Almost 17,000 Americans died in Vietnam in 1968, making it the deadliest year of the Vietnam War for American troops. About 30% of all American casualties during the war occurred in 1968. Scholars estimate that nearly 842,000 Vietnamese people were killed. The length and violence of the war spawned the anti-war movement Berry referred to. In 1967, 100,000 Americans gathered at the Lincoln Memorial. In this same year, MLK also publicly spoke out against the War. At the time, young American men were subject to a military draft, or forced conscription, into the war which they could not defer unless they were still at college.
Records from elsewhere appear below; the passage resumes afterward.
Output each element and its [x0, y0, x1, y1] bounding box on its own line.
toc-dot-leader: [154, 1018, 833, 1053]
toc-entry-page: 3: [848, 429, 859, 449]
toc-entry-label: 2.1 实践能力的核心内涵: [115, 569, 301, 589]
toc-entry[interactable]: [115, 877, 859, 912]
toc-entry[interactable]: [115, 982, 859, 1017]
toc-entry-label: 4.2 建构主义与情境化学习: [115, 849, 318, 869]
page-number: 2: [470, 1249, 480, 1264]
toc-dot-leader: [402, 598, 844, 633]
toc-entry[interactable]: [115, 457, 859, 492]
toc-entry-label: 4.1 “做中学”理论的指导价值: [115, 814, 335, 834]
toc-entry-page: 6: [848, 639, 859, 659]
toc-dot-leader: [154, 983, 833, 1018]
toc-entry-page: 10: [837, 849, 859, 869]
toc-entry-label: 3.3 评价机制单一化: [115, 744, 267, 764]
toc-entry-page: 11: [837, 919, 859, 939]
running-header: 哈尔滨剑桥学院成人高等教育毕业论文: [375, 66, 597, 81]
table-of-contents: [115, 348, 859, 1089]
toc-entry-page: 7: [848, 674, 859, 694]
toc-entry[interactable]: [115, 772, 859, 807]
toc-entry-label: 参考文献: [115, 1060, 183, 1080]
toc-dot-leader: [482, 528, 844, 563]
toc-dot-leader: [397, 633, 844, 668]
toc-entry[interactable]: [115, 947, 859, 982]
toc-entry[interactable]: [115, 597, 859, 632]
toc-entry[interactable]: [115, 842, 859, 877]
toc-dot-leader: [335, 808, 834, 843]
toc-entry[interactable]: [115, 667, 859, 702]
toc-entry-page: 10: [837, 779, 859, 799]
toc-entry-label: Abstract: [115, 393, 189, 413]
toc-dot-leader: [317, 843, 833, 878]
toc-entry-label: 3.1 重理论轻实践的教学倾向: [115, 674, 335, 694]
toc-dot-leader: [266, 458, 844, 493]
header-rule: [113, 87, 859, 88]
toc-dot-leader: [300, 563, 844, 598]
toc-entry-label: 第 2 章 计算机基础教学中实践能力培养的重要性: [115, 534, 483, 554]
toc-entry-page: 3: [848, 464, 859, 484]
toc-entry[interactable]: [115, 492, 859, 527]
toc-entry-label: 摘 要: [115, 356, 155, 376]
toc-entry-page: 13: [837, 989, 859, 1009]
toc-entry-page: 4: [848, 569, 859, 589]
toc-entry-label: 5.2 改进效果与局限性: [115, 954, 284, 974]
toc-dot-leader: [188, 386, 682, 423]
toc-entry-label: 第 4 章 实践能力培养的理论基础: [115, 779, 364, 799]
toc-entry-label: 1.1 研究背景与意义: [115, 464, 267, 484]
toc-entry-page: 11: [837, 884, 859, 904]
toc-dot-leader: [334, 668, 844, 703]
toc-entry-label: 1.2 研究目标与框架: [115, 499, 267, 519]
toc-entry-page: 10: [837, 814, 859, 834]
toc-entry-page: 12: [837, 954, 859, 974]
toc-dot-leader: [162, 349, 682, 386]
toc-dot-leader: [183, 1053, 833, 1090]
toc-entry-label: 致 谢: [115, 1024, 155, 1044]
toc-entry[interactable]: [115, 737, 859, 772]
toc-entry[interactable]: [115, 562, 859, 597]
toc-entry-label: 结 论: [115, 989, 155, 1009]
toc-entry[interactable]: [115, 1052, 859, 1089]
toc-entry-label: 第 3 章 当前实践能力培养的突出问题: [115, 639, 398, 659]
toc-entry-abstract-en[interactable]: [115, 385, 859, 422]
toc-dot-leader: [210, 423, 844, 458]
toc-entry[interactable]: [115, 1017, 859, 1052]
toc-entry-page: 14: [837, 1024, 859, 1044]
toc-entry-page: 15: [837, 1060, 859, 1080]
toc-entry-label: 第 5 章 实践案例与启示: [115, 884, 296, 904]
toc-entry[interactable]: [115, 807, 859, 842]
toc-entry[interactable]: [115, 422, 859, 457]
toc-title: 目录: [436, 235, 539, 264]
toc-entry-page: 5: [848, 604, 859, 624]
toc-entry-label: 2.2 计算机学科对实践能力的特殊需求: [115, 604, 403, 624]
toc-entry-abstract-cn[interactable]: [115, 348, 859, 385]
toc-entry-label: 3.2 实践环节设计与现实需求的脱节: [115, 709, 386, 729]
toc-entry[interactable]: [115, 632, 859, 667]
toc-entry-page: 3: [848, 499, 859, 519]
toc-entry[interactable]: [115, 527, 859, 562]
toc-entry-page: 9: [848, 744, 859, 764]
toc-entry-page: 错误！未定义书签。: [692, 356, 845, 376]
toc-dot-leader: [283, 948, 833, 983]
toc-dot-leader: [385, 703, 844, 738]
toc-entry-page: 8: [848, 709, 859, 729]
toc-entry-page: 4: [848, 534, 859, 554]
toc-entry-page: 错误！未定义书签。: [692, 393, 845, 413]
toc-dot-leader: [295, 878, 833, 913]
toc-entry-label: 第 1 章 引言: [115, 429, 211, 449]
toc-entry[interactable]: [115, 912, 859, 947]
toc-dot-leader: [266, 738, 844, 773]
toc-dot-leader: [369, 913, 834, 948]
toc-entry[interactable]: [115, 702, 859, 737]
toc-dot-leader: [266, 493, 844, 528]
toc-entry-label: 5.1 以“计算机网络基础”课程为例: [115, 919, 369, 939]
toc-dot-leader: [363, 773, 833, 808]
This widespread conscription, combined with unfavorable and televised news reporting, coincided with popular music and other pop cultural forms that voiced anti-war criticism.
Sources for review
The Environmental Movement.
The modern, U.S. environmental movement was born in the 1960s. In 1962, Rachel Carson’s Silent Spring hit the best-seller list. Carson’s book made the world aware to the mass-risk associated with pesticide application, notably DDT. In the 1960’s, American cities were beset with smog and water pollution. Major events like the 1969 Cuayahoga river fire, where oil and debris pollution caused the river to catch fire, further alerted Americans to the immediacy and severity of modern environmental problems. As such, one year after Berry’s article, the first Earth Day celebration occurred on April 22nd, 1970.